How it’s changing the game: While licensing and syndicating content has been done for years by services like Associated Press and Reuters, NewsCred does so with sophisticated, semantic technology. This technology automatically organizes all of the content NewsCred licenses by topic, whether it’s Barack Obama and healthcare reform, or the Japanese car industry and climate change. “We’re doing all of this algorithmically, and then we have a team of human editors and curators to add a human touch before we distribute it via an API (application programming interface) to all our clients,” says Islam. “Fundamentally, the business is built on top of a really powerful API. We felt this industry was very antiquated. There hadn’t been much innovation. So we thought the platform and delivery method should all be API-based so our clients can slice and dice the content and the data and pull whatever they want to use.”

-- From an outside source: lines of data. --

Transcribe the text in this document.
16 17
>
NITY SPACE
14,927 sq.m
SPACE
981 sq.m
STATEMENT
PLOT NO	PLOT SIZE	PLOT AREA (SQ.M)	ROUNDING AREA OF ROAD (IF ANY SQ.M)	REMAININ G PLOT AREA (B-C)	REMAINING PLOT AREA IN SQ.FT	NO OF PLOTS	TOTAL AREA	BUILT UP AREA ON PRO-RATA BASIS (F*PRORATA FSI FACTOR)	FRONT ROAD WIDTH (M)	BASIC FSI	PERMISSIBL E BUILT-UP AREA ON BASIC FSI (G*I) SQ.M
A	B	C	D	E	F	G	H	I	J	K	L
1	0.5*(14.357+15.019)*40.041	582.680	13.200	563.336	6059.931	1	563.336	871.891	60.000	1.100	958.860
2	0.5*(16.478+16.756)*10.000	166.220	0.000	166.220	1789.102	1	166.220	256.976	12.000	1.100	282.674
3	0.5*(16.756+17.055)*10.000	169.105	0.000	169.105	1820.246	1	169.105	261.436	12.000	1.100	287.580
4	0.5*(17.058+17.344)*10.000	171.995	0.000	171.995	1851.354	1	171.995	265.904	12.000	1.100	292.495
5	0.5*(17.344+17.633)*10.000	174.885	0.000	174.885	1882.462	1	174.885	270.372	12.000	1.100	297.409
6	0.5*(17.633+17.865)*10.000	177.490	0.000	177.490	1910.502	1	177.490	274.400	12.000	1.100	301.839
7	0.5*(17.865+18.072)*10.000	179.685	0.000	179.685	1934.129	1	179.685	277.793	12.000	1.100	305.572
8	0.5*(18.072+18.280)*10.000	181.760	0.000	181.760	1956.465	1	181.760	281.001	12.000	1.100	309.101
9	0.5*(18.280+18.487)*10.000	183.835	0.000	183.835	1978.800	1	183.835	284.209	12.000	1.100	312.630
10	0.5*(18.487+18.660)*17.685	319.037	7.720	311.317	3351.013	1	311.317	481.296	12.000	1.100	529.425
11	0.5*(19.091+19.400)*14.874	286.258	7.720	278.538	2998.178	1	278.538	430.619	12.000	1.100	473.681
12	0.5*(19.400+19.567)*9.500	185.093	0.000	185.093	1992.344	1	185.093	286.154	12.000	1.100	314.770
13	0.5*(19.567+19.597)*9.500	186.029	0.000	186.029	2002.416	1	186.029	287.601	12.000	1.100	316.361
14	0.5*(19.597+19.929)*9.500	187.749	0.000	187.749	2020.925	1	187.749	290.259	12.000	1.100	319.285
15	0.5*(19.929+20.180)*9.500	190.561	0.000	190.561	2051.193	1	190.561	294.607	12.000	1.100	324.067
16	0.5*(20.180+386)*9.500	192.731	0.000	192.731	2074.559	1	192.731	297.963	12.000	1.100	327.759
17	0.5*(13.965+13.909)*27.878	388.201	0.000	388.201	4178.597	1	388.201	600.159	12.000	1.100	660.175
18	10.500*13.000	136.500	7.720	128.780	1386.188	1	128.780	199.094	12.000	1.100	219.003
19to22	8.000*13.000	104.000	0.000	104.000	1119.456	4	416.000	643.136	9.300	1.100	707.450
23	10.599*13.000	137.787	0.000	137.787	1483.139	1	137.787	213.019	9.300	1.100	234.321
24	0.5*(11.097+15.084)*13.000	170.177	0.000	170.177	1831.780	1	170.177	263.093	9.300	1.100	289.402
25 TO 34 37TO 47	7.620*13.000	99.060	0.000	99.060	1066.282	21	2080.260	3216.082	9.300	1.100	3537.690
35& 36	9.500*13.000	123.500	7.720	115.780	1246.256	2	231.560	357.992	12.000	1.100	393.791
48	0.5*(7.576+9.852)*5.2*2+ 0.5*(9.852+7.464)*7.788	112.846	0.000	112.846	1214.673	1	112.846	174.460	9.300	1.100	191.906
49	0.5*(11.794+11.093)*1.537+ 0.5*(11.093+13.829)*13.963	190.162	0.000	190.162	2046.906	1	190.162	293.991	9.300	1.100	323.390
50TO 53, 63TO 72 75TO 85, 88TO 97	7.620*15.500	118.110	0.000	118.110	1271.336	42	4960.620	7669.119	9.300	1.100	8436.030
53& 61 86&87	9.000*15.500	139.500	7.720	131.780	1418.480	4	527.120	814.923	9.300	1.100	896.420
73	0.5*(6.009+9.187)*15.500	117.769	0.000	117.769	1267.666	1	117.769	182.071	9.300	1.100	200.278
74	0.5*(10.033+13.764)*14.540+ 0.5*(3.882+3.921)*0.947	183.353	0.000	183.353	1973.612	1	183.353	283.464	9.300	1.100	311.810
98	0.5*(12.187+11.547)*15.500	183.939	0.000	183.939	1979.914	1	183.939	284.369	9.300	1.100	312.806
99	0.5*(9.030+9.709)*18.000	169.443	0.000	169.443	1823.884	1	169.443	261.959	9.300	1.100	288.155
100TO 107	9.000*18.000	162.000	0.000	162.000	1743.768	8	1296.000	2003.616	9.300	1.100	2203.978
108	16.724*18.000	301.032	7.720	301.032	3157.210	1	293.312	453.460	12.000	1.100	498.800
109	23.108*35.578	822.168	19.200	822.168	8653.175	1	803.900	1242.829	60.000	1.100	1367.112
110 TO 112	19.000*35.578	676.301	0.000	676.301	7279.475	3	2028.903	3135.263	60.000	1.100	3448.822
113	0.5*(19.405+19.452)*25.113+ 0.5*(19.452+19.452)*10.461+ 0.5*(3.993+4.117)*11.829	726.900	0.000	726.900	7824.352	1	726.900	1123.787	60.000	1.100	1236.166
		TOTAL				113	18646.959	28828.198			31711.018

This technology allows publishers—both traditional and corporate—to create new verticals of content without having to add additional staff. For example, the New York Daily News wanted to publish international and local Asian news on its website to target the underserved and growing South Asian communities. With NewsCred’s technology, the company designed, built, and launched the site; licensed and curated the content to serve this demographic; and saved the News from having to hire additional editors and journalists.

Neither Islam nor his co-founders, Asif Rahman and Iraj Islam, have a journalism background. In fact, Islam was working in technology at Merrill Lynch before founding NewsCred. “I almost characterize us as misfits and outsiders when it comes to the media business or the journalism industry,” says Islam. “Being from within an industry that’s struggling is not necessarily the best way to solve some of the problems within that industry. That’s my personal view and I think that’s helped us be successful because we took a really objective outsiders’ look to come in and help solve some of these problems.”

What’s next: Islam and his team are focused on business development and they see a lot of opportunity for infusing much-needed change into the outdated media business model. “There are so many articles about how the journalism industry is broken or how newspapers are screwed,” says Islam. “We [at NewsCred] got frustrated by that and said, ‘This industry needs to survive. And it shouldn’t just survive, it needs to thrive.’ I think it’s so important that it happen.”